Destination Wedding - not feeling the love

Also, just so I don’t sound like a total jerk (because now I’m feeling self-conscious), I try to be there for her, too. When she wrote and staged an original musical a few years ago, I came to every one of the 9 performances and clapped the loudest. And brought groups of my friends to see it, too, one night I had 15 people there.

We’re just disconnected on this issue.

That’s a great idea. Or check into RV rental - I think they run under $100 per day. That could solve both the travel-with-small-kids problem and the expensive-lodging problem!

To me “being there for her” includes saying something like “hey, this isn’t the best idea you’ve ever had. Its going to cause hard feelings for the people you love. Its inconvienencing a lot of them. Its going to be REALLY hard for Mom and Dad to make it. You are asking your guests to make a choice between using their own vacation time for something they had been looking forward to or going to your wedding. It really sounds lovely, but its also going to make some people feel that its more important for you to have the wedding you want than for you to have them there.”

If your family will find a way to make it work, don’t make it about you. But if she hasn’t heard the watered down version of “destination weddings are the height of bridezilla behavior - disrupting your guests life to unreasonable lengths to get ‘your day’” she probably needs to.

If, indeed, she tries so hard to be there for people, she’ll realize she needs to be there for her parents on her wedding day. That as much as a wedding is you all being there for her on her big day - its more about her and her groom SHARING their big day with you.

On target, as always :).

Yeah, that’s the key part she’s NOT getting – she thinks destination weddings are just an everyday thing. Just like some people think $50k weddings are “average”.

If she’s the type who won’t hate you forever, send her the Carolyn Hax piece. There is no reason she can’t have her special wedding, she just needs to recognize she can’t have her special wedding, have all the people she cares about there (you don’t even get that if you stay in town) and no hard feelings from her friends and family that do come over the expense (which she may never hear…“everyone loved my destination wedding” often means “my friends and family are too polite to tell me that I had started destroying the suburbs of Tokyo.”

You’re not crazy at all! But it’s not so very different than had she lived in another city, say Houston, and held it there. You just have the additional irritation of knowing that the inconvenience could have been avoided.

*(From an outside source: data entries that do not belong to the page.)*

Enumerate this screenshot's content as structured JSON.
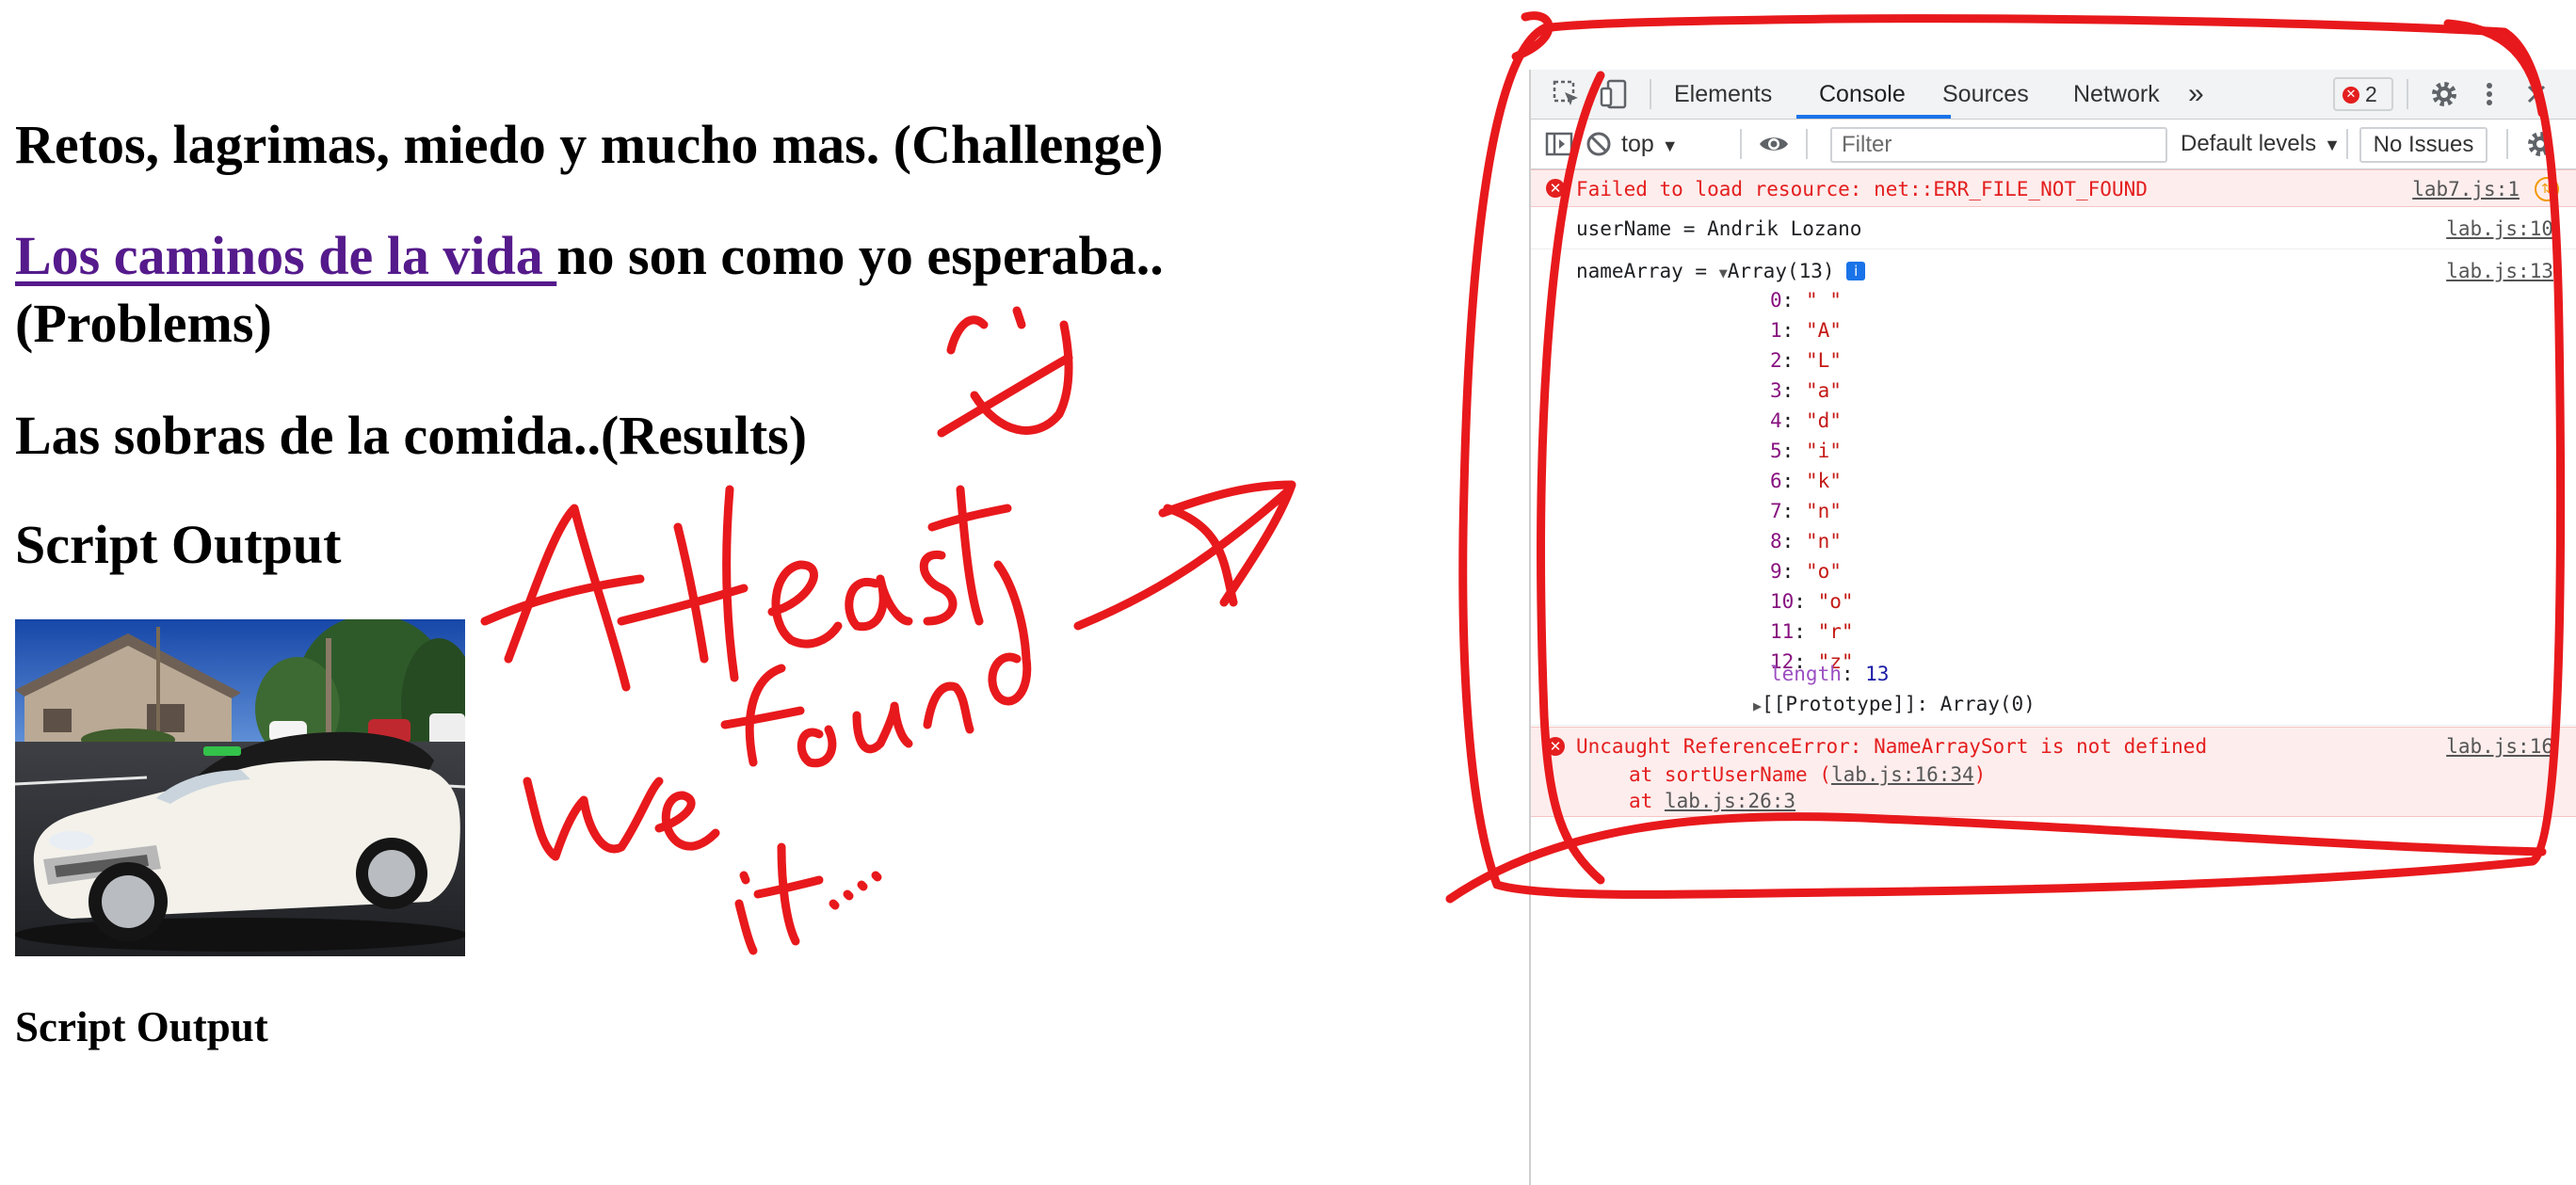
{
  "page": {
    "heading_challenge": "Retos, lagrimas, miedo y mucho mas. (Challenge)",
    "problems_link": "Los caminos de la vida ",
    "problems_rest": "no son como yo esperaba.. (Problems)",
    "heading_results": "Las sobras de la comida..(Results)",
    "heading_script_output": "Script Output",
    "heading_script_output_2": "Script Output"
  },
  "annotation": {
    "handwritten_text": "At least we found it....",
    "ink_color": "#e8191c"
  },
  "devtools": {
    "tabs": [
      "Elements",
      "Console",
      "Sources",
      "Network"
    ],
    "active_tab": "Console",
    "more_tabs": "»",
    "error_count": "2",
    "context": "top",
    "filter_placeholder": "Filter",
    "levels": "Default levels",
    "issues": "No Issues"
  },
  "console": {
    "error1": {
      "text": "Failed to load resource: net::ERR_FILE_NOT_FOUND",
      "source": "lab7.js:1"
    },
    "log_username": {
      "text": "userName = Andrik Lozano",
      "source": "lab.js:10"
    },
    "log_namearray": {
      "prefix": "nameArray = ",
      "summary": "Array(13)",
      "source": "lab.js:13",
      "items": [
        {
          "index": "0",
          "value": "\" \""
        },
        {
          "index": "1",
          "value": "\"A\""
        },
        {
          "index": "2",
          "value": "\"L\""
        },
        {
          "index": "3",
          "value": "\"a\""
        },
        {
          "index": "4",
          "value": "\"d\""
        },
        {
          "index": "5",
          "value": "\"i\""
        },
        {
          "index": "6",
          "value": "\"k\""
        },
        {
          "index": "7",
          "value": "\"n\""
        },
        {
          "index": "8",
          "value": "\"n\""
        },
        {
          "index": "9",
          "value": "\"o\""
        },
        {
          "index": "10",
          "value": "\"o\""
        },
        {
          "index": "11",
          "value": "\"r\""
        },
        {
          "index": "12",
          "value": "\"z\""
        }
      ],
      "length_label": "length",
      "length_value": "13",
      "prototype_label": "[[Prototype]]: Array(0)"
    },
    "error2": {
      "text": "Uncaught ReferenceError: NameArraySort is not defined",
      "source": "lab.js:16",
      "trace1_prefix": "at sortUserName (",
      "trace1_link": "lab.js:16:34",
      "trace1_suffix": ")",
      "trace2_prefix": "at ",
      "trace2_link": "lab.js:26:3"
    }
  }
}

My (now-ex) SIL from Cherry Hill, NJ had exactly 12 people in her family who were attending their wedding. The couple went to college in Ohio and had tons of friends and family from Ohio, who were all invited to the wedding. Where did they choose to have the wedding? Cherry Hill. So basically 150 people were inconvenienced because Grandma didn’t want to travel. My kids were 3 and 5. We had to get someone to watch the dog. And pay for 4 nights in a hotel. And pay a sitter at the hotel. And buy flower girl dresses. And rent tuxes. And buy them a wedding present. Very inconvenient, very expensive and we most certainly grumbled about it. But we had to be there for my husband’s brother.

Now, 12 years later, we laugh about it. We tell stories about my daughter barfing in the mountains of West Virginia, being stuck in a traffic jam and my husband having to pee in a Wendy’s cup, which fascinated and completely mortified our children, my older daughter coming down with strep throat and missing the rehearsal dinner, and my SIL (not the bride) who literally got up on a table and danced.

Good times those.

Anyway, keep trying to talk to your sister. But if she’s set on it, chalk it up as one of those family obligations that are pains in the asses but necessary.